De
Portugal para S. Tomé e Príncipe por ordem d’el-rei João II em 1493
«(…) A história de uma família
que se confunde com a história de um povo. Estarão vocês, Javier e Raquel, a
escrever os últimos capítulos da história da vossa família? Sim, da vossa
família, porque a do vosso povo continuará! Javier, tal como eu, recusa a ideia
de este ser o último capítulo. Tens que ser forte para sobreviveres contra
todas as probabilidades e dar continuidade a tudo, para que a luta da nossa
família não tenha sido em vão. A sobrevivência não se esgota no pulsar do teu
coração; passa por enraizar e dar continuidade a tudo; passa por acreditar; por
seres forte e vencer. Eu, tal como os primeiros, sou uma vencedora porque
alimentei e segui a minha fé. Não tenho a lucidez suficiente para procurar as
melhores palavras. Vais receber algo deturpado mas cabe-te a ti, um dia,
interpretar, descobrir o resto e dar continuidade. As palavras da nossa avó
compõem o trecho cuja melodia escuto todos os dias, não pela minha deliberação,
mas sim pela rudeza da tatuagem que ficou gravada na minha mente. Isso faz com
que tudo pareça ter sido contado ontem...»

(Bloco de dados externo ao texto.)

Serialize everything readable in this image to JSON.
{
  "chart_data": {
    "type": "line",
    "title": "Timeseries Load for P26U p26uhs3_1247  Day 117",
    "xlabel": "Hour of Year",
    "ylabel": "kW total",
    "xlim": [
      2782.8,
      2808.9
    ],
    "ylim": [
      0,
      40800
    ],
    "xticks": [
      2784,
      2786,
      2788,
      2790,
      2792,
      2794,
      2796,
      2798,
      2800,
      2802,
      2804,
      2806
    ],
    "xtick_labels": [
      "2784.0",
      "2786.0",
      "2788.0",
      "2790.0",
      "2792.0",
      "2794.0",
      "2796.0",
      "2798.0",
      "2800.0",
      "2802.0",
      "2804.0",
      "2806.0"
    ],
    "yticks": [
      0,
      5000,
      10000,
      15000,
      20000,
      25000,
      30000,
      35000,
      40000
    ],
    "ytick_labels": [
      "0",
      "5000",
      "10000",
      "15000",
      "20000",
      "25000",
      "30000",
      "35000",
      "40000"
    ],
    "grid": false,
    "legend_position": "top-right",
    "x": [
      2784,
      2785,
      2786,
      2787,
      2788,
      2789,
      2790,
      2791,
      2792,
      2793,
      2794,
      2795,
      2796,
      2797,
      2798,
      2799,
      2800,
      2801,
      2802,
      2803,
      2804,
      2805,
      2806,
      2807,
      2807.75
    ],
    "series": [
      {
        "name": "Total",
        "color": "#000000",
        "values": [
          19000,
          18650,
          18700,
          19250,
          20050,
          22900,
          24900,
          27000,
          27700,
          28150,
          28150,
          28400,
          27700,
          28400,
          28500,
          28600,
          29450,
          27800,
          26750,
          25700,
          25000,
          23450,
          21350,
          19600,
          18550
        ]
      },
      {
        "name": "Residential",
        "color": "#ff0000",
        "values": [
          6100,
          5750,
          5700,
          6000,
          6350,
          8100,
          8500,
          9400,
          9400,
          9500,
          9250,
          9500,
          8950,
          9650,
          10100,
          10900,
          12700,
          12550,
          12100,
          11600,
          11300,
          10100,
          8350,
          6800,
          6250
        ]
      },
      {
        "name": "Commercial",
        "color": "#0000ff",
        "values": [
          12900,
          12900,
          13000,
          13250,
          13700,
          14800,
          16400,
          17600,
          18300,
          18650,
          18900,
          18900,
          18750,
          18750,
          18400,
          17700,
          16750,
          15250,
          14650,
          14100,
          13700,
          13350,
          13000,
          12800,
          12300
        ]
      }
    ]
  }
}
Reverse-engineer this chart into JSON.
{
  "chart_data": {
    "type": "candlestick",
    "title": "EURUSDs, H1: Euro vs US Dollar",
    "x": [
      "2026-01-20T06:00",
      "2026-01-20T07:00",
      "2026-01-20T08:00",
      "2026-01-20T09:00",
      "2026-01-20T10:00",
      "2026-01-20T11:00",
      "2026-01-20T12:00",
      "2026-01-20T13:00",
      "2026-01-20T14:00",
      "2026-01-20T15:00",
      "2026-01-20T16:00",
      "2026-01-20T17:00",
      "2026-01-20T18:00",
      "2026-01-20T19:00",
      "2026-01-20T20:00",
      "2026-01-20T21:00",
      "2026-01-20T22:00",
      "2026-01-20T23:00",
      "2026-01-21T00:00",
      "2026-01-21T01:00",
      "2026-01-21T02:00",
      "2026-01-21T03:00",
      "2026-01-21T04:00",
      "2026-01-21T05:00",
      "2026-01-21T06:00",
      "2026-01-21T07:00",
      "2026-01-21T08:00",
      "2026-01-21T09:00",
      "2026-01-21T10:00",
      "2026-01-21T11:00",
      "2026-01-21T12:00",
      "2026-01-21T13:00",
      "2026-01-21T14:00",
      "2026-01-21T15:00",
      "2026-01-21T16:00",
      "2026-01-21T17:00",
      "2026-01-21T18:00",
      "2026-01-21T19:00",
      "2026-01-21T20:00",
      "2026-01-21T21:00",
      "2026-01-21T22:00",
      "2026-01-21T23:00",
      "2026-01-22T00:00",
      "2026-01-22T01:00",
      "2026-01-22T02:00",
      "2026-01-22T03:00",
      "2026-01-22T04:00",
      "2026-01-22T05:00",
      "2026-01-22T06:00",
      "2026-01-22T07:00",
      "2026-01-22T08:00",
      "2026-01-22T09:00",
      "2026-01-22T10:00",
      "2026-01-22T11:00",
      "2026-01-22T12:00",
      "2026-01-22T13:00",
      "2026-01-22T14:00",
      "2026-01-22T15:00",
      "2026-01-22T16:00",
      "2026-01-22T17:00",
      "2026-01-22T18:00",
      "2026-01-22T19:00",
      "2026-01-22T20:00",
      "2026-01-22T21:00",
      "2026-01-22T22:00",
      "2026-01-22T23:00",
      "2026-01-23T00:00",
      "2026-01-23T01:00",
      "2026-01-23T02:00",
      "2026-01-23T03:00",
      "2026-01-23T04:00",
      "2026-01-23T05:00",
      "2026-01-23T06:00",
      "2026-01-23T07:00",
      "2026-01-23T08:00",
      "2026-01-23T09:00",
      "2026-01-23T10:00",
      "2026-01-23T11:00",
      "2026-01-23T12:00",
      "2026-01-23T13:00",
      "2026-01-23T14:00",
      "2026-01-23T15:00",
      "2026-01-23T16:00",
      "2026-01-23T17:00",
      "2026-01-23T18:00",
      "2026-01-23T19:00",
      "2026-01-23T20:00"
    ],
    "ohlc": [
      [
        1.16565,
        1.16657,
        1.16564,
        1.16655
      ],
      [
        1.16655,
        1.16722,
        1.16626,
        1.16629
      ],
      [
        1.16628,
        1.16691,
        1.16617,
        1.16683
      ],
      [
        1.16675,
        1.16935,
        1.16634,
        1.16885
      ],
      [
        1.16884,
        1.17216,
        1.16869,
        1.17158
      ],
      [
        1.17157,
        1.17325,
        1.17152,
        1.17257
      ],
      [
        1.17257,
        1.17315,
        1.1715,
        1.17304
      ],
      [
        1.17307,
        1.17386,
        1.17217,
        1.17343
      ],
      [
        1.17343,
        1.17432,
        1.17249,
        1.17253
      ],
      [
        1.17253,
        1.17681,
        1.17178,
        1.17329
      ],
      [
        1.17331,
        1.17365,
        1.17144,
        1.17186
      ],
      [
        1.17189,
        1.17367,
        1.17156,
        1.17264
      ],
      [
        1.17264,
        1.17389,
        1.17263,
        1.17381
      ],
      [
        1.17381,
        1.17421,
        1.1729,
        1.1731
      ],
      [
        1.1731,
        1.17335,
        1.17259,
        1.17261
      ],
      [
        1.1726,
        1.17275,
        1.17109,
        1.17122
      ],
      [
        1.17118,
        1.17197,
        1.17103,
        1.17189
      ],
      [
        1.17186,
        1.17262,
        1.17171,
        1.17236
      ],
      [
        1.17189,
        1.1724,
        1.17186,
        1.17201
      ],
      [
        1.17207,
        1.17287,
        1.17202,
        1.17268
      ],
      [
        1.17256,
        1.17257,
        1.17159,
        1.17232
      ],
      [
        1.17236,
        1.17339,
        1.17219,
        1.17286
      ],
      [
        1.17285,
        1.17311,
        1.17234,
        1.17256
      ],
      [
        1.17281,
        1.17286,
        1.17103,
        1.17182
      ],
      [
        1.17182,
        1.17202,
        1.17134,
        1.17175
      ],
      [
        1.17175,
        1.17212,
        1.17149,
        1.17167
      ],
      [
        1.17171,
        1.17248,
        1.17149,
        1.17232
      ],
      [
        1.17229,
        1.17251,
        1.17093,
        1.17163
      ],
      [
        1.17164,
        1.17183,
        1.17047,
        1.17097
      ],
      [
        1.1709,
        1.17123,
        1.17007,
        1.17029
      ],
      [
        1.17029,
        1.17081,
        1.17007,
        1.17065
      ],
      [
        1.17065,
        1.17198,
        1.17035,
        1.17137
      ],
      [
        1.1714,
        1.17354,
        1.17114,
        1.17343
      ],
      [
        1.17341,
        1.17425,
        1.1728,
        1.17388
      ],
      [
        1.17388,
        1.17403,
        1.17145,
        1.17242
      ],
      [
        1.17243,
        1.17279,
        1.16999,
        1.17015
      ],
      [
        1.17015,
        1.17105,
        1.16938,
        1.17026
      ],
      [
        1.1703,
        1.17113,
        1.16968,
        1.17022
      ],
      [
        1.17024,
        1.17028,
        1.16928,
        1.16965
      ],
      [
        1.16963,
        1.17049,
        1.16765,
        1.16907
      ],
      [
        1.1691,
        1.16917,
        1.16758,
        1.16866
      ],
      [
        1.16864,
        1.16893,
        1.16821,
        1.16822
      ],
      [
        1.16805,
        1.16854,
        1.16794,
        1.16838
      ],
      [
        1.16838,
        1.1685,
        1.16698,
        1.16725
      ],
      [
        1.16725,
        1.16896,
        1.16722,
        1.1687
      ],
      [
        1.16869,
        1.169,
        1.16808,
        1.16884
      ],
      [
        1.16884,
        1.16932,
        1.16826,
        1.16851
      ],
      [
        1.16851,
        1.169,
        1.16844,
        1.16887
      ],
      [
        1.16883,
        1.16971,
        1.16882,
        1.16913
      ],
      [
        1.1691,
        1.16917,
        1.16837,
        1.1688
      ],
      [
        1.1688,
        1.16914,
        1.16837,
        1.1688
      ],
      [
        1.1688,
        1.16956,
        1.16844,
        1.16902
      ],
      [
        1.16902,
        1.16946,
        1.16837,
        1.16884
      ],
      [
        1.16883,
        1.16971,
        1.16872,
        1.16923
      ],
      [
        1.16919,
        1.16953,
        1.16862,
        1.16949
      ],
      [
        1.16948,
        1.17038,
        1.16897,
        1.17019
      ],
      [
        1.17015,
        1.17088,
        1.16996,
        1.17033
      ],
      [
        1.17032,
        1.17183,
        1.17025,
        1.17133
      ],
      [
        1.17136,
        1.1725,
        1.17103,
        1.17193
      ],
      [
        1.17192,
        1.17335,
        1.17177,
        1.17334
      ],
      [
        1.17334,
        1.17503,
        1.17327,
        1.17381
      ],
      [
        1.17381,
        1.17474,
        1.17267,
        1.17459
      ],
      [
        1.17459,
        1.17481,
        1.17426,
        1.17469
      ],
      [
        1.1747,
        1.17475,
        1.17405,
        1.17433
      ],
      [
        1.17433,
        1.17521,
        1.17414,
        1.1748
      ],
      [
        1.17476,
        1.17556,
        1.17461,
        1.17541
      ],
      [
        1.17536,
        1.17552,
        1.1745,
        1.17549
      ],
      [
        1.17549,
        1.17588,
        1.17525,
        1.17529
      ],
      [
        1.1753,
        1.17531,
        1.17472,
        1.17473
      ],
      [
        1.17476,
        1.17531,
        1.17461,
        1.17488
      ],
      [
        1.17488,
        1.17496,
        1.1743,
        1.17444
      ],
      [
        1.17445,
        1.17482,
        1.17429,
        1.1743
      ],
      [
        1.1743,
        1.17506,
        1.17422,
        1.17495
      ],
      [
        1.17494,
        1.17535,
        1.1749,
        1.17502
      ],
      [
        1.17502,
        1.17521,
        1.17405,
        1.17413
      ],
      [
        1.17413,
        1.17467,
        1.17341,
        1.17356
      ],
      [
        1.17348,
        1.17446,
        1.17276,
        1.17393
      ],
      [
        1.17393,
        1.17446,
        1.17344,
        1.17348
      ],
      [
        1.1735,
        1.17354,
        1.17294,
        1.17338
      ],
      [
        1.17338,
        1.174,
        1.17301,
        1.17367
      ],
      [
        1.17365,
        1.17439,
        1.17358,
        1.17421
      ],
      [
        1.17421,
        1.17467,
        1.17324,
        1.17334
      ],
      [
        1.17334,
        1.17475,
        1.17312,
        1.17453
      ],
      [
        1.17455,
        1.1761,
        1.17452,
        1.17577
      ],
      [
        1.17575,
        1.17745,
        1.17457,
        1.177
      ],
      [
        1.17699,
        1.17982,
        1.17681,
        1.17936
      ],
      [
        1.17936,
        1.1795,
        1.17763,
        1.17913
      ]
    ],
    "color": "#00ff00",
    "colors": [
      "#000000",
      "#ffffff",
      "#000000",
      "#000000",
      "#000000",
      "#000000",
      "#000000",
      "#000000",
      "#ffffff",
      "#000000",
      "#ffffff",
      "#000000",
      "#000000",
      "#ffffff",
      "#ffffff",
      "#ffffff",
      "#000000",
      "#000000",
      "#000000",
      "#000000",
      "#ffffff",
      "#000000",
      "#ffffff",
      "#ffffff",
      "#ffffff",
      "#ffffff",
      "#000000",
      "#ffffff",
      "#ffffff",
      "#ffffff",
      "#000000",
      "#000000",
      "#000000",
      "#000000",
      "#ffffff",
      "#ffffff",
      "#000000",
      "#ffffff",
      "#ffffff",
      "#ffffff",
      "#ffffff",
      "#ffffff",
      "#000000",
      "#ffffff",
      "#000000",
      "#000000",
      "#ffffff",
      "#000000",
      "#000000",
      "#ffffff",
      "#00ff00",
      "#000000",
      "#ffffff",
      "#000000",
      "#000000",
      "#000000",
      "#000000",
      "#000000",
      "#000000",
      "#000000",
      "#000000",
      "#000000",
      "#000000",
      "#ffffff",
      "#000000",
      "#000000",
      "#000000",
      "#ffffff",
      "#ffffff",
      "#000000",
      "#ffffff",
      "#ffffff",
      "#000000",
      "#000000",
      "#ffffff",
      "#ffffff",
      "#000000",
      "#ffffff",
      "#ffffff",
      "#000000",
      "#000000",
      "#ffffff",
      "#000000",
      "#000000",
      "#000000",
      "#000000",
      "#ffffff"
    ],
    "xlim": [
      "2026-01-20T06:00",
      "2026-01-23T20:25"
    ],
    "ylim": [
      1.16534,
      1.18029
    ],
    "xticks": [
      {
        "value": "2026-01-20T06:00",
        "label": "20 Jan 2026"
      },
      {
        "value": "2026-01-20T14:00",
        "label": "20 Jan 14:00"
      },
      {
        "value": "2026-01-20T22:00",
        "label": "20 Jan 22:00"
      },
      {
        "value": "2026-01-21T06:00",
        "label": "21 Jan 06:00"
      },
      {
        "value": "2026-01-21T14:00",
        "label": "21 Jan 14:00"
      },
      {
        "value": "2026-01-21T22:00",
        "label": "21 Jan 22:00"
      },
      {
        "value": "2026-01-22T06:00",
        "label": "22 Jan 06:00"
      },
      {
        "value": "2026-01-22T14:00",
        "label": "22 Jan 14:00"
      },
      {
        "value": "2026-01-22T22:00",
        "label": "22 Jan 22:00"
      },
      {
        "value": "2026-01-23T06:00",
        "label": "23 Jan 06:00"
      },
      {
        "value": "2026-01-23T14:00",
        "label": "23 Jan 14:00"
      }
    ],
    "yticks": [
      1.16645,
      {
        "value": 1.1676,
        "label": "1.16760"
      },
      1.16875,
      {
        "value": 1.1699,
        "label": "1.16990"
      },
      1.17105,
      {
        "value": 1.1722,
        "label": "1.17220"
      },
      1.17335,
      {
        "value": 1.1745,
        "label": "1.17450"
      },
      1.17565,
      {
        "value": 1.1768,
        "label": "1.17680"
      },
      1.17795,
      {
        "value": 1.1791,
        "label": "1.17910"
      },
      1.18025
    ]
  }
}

Abraça Raquel, Javier. Tudo
aquilo que estivemos a ver ainda hoje, Javier, e que rapidamente está a
transformar-se em cinza, é o que a nossa avó relata na história. É a mesma
gruta que a nossa bisavó percorreu que nós também percorremos. Já, não resta
nada para além daquilo que estamos a ver. O que é mais doloroso são os corpos
dos nossos pais e da nossa avó carbonizados aqui bem perto e diante dos nossos
olhos. O fumo desaparece no ar, o cheiro é acre e desagradável, mas nada
podemos fazer. Não nos podemos denunciar para não seguires o mesmo caminho. É
por ti, porque eu já iniciei a marcha; já entrei no caminho sem retorno; desde
que não me deixes sozinha sentir-me-ei bem, mas tu, por favor, não te
denuncies. Restamos nós, mas eu pouco mais estou a fazer do que tentar, sem
sucesso, esticar o tempo. Neste momento sou o espólio de várias bibliotecas que
ainda ardem. Espero que tenhas aproveitado tudo que esteve ao teu alcance e...
Tenho medo. Abraça-me forte e canta a mesma canção que eu cantava para ti todas
as noites. Sei que me abraças, mas não sinto o aperto dos teus braços. No
entanto, vejo a estrela da canção e sinto-me levitar... Estás entregue à tua
sorte, mano.
Num
remoinho de acontecimentos vi a estrutura daquilo que foi a minha casa desabar
e os destroços a caírem na nossa direcção. Abandonei o corpo da minha irmã numa
fuga aparatosa; dei uma valente topada, caí e rebolei, mas o instinto de
sobrevivência sobrepôs-se às dores. Estonteado agachei-me debaixo de uma
oliveira e guarneci as minhas costas. Permaneci aí com um olhar vazio em
direcção à fúria das chamas crepitantes laranjas e azuis, desenrolando-se em
direcção ao céu, e os meus olhos acompanhavam a sua dança como se procurasse a neshama
dos meus. Permaneci aí durante horas, a reconstituir o último instante da minha
família, a minha avó a dar ordens de retirada e o meu pai a precipitar-se para
a porta, O meu vazio ficou assim preenchido, até que tudo o que restava da
minha casa não era mais do que um frígido silêncio. A minha própria respiração
passou a ser um vendaval ruidoso capaz de me denunciar. Tornou-se insuportável
e sentia que aquele local era perigoso». In Orlando Piedade, Os Meninos Judeus
Desterrados, De Portugal para S. Tomé e Príncipe por
ordem d’el-rei João II em 1493, Edições Colibri, 2014, ISBN 978-989-689-450-4.